Courtesy: BMW https://www.press.bmwgroup.com/global/article/detail/T0281369EN/charging-even-easier-than-refuelling?language=en
Can we compare Better Place to Tesla? Especially as Tesla celebrates what seems like a breakthrough of 5000 Model 3’s manufactured in 1 week? Leaving aside the comparisons/suggestions of hubris that can be laid at the feet of both Agassi and Elon Musk, I’d say we are at a much different time in the evolution of electric vehicles. The technology is much further along (especially battery technology) and consumer perceptions have shifted away from worries of range anxiety to 69% of businesses even considering electric vehicles as energy saving/cleaner alternatives to their internal combustion fleet of vehicles. It’s a different time for the adoption of electric vehicles and, I dare suggest, that we might be crossing the chasm of adoption on the electric vehicle front. Many of the companies, especially utilities, that have done business in this ‘energy space’ will fail to see what is happening for what it truly is; the utility business model is too dependent on how it used to be for the industry to understand this.

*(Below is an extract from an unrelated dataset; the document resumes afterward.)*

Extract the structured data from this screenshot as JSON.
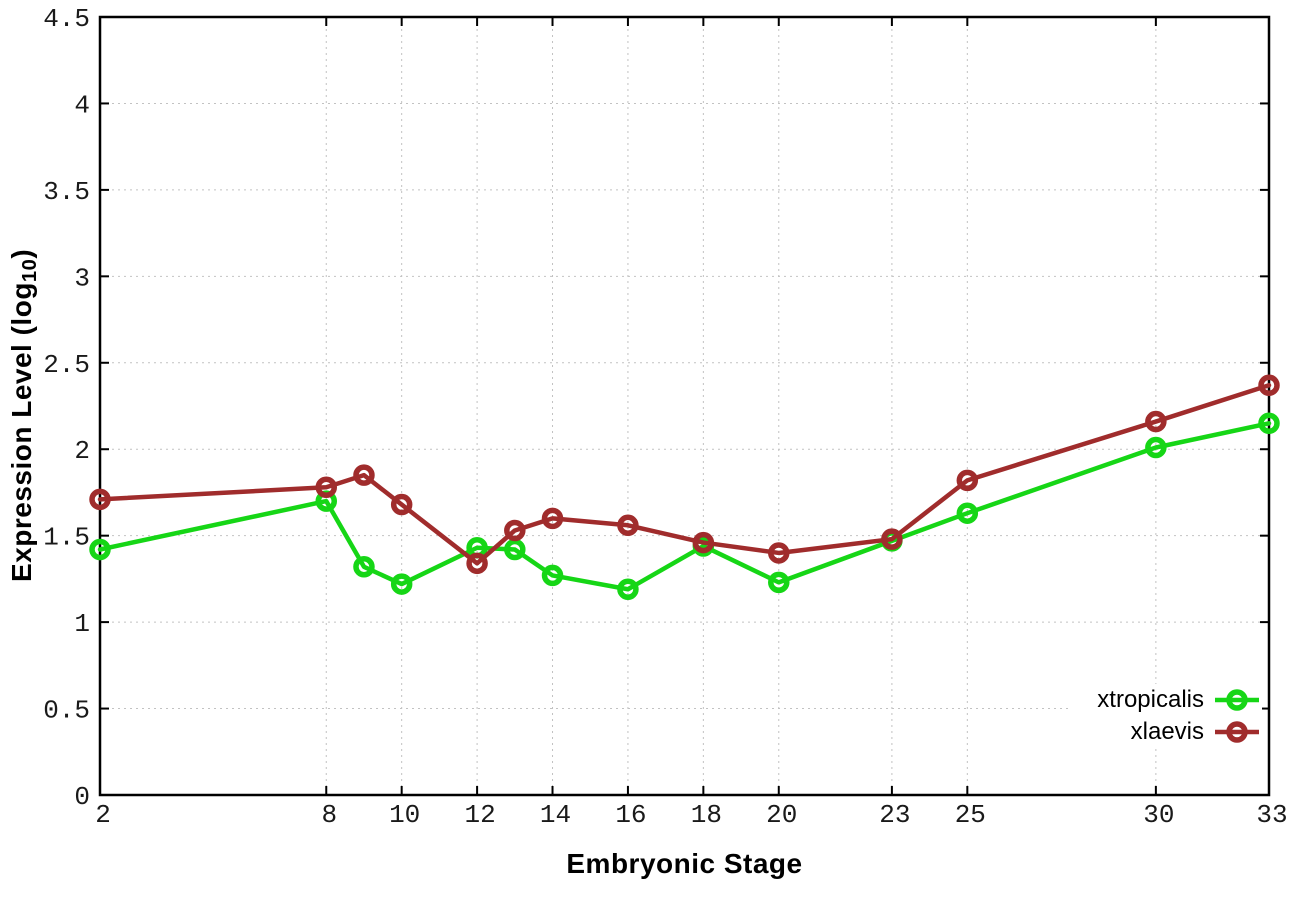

Courtesy: Zpryme/Ecova Research: The Utility Business Customer Survey on Energy Management
It might not be Tesla that gets us across the chasm from early adopters to the mass market, there is a lot of money shorting the stock due to the many issues I’ve written about here. The traditional auto makers, who’ve also jumped on this bandwagon (see BMW above), might actually get us there. What Tesla is absolutely doing though is getting the average consumer more interested in a beautifully designed vehicle that happens to be electric. Just a few steps forward.. Similar to how Better Place got Tesla to where it is today. Elon Musk should send Shai Agassi a Tesla. Or at least get him a drink or two.